Are we asking the right questions?

February 15, 2012 | Viewpoints | Number 4
Renata Klassen |

Last fall, the leadership in Mennonite Church Saskatchewan organized regional  consultations with congregational leaders. We were very pleased at the thoughtful participation from almost all the churches. We heard that the membership in many congregations is getting older. Some congregations are getting smaller. Commitment to church is changing as other things compete for time and loyalty. We also heard that God is at work in our communities. Congregations are engaged and committed to nurture and spreading the gospel.

In all parts of Mennonite Church Canada, we are worried about declines in membership and contributions to budgets. Where will we be in ten years? Can we survive? At our consultation, some small congregations said, “Ten years ago, if you had asked us, we would have said that we would be gone in ten years. We are still here. God has a plan. We need to be faithful every day, and not worry too much about the future.” We also heard concern about ways to get more people into our churches. Members challenged leadership to think about planting churches to replace those which have closed or left in the past.

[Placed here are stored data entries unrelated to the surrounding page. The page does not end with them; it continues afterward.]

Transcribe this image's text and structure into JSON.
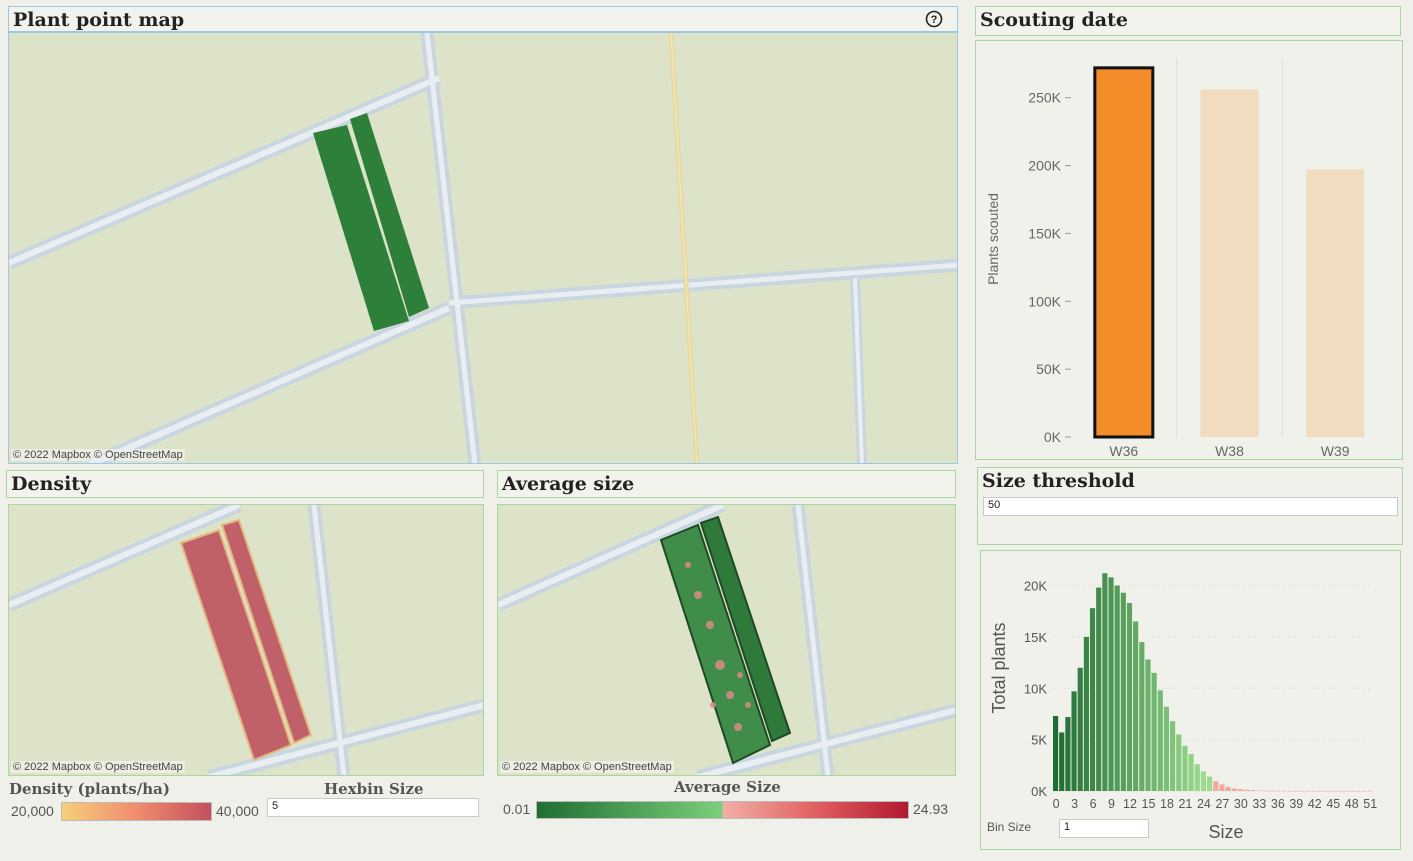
{
  "plant_map": {
    "title": "Plant point map",
    "help_icon": "question-circle-icon",
    "credit": "© 2022 Mapbox © OpenStreetMap"
  },
  "density": {
    "title": "Density",
    "credit": "© 2022 Mapbox © OpenStreetMap",
    "legend_title": "Density (plants/ha)",
    "legend_min": "20,000",
    "legend_max": "40,000",
    "hexbin_label": "Hexbin Size",
    "hexbin_value": "5"
  },
  "average_size": {
    "title": "Average size",
    "credit": "© 2022 Mapbox © OpenStreetMap",
    "legend_title": "Average Size",
    "legend_min": "0.01",
    "legend_max": "24.93"
  },
  "scouting": {
    "title": "Scouting date",
    "chart_data": {
      "type": "bar",
      "categories": [
        "W36",
        "W38",
        "W39"
      ],
      "values": [
        272000,
        256000,
        197000
      ],
      "ylabel": "Plants scouted",
      "xlabel": "",
      "ylim": [
        0,
        280000
      ],
      "yticks": [
        0,
        50000,
        100000,
        150000,
        200000,
        250000
      ],
      "ytick_labels": [
        "0K",
        "50K",
        "100K",
        "150K",
        "200K",
        "250K"
      ],
      "selected": "W36",
      "colors": {
        "selected": "#f28c28",
        "unselected": "#f1dcc0"
      }
    }
  },
  "threshold": {
    "title": "Size threshold",
    "value": "50"
  },
  "histogram": {
    "bin_size_label": "Bin Size",
    "bin_size_value": "1",
    "chart_data": {
      "type": "bar",
      "xlabel": "Size",
      "ylabel": "Total plants",
      "x": [
        0,
        1,
        2,
        3,
        4,
        5,
        6,
        7,
        8,
        9,
        10,
        11,
        12,
        13,
        14,
        15,
        16,
        17,
        18,
        19,
        20,
        21,
        22,
        23,
        24,
        25,
        26,
        27,
        28,
        29,
        30,
        31,
        32,
        33,
        34,
        35,
        36,
        37,
        38,
        39,
        40,
        41,
        42,
        43,
        44,
        45,
        46,
        47,
        48,
        49,
        50,
        51
      ],
      "values": [
        7300,
        5700,
        7200,
        9700,
        12000,
        15000,
        17800,
        19800,
        21200,
        20800,
        20000,
        19300,
        18300,
        16500,
        14500,
        12800,
        11500,
        9800,
        8200,
        6800,
        5500,
        4400,
        3600,
        2600,
        1900,
        1400,
        950,
        650,
        400,
        250,
        180,
        120,
        80,
        50,
        30,
        20,
        15,
        10,
        8,
        6,
        5,
        4,
        3,
        2,
        2,
        1,
        1,
        1,
        1,
        1,
        1,
        1
      ],
      "xticks": [
        0,
        3,
        6,
        9,
        12,
        15,
        18,
        21,
        24,
        27,
        30,
        33,
        36,
        39,
        42,
        45,
        48,
        51
      ],
      "xtick_labels": [
        "0",
        "3",
        "6",
        "9",
        "12",
        "15",
        "18",
        "21",
        "24",
        "27",
        "30",
        "33",
        "36",
        "39",
        "42",
        "45",
        "48",
        "51"
      ],
      "yticks": [
        0,
        5000,
        10000,
        15000,
        20000
      ],
      "ytick_labels": [
        "0K",
        "5K",
        "10K",
        "15K",
        "20K"
      ],
      "ylim": [
        0,
        22000
      ],
      "threshold": 50
    }
  }
}
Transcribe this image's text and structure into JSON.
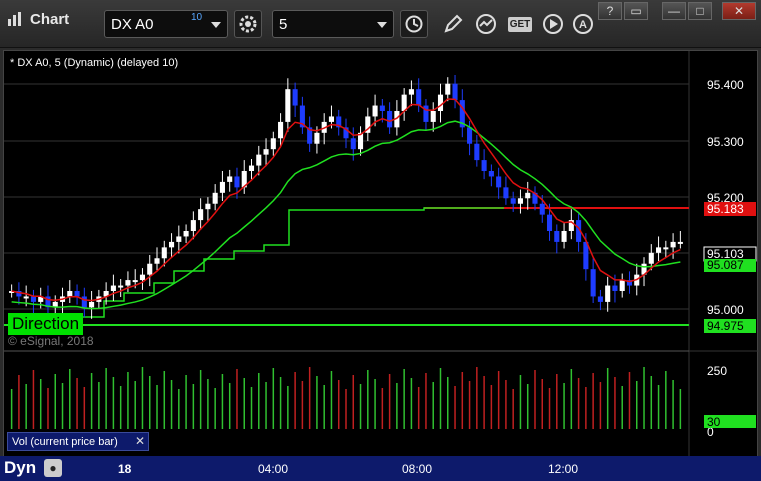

Are we asking the right questions? Is our goal to get more people into our churches, or are we focused on being the church? Jack Suderman tells about a meeting that he had with Fidel Castro. Castro grew up nurtured by the church in Cuba and told Jack that if the church had done what it should have been doing, the revolution would not have been necessary!

What are the marks of the church? Worship of God, love and care for those with whom we worship, and care and compassion for God’s world and all who inhabit it. Those three things need to form a coherent whole. If we are faithful in doing what God is calling us to be and do, we are the church.  

We assume that God is active in the world; we need to recognize God’s action and partner with God. Two years ago, Alan Kreider, writer, theologian and retired AMBS professor, spoke to our Area Church delegates about how to be the church. He reminded us of three things. First we must talk to God, daily, weekly, individually and corporately. Secondly, we must talk to each other in our churches (locally to nationally) and tell one another the stories of where God is acting in our lives and in our world. And thirdly, we must open our individual and corporate eyes to what God is doing around us, and learn to engage with God in those activities.

In order to do that effectively in our confusing, ever-changing world, we will require an active imagination, the ability to ask new open-ended questions, and a trust that God has not changed and is with us on our journey. Ubi Caritas! (Where charity and love are found, God is there.)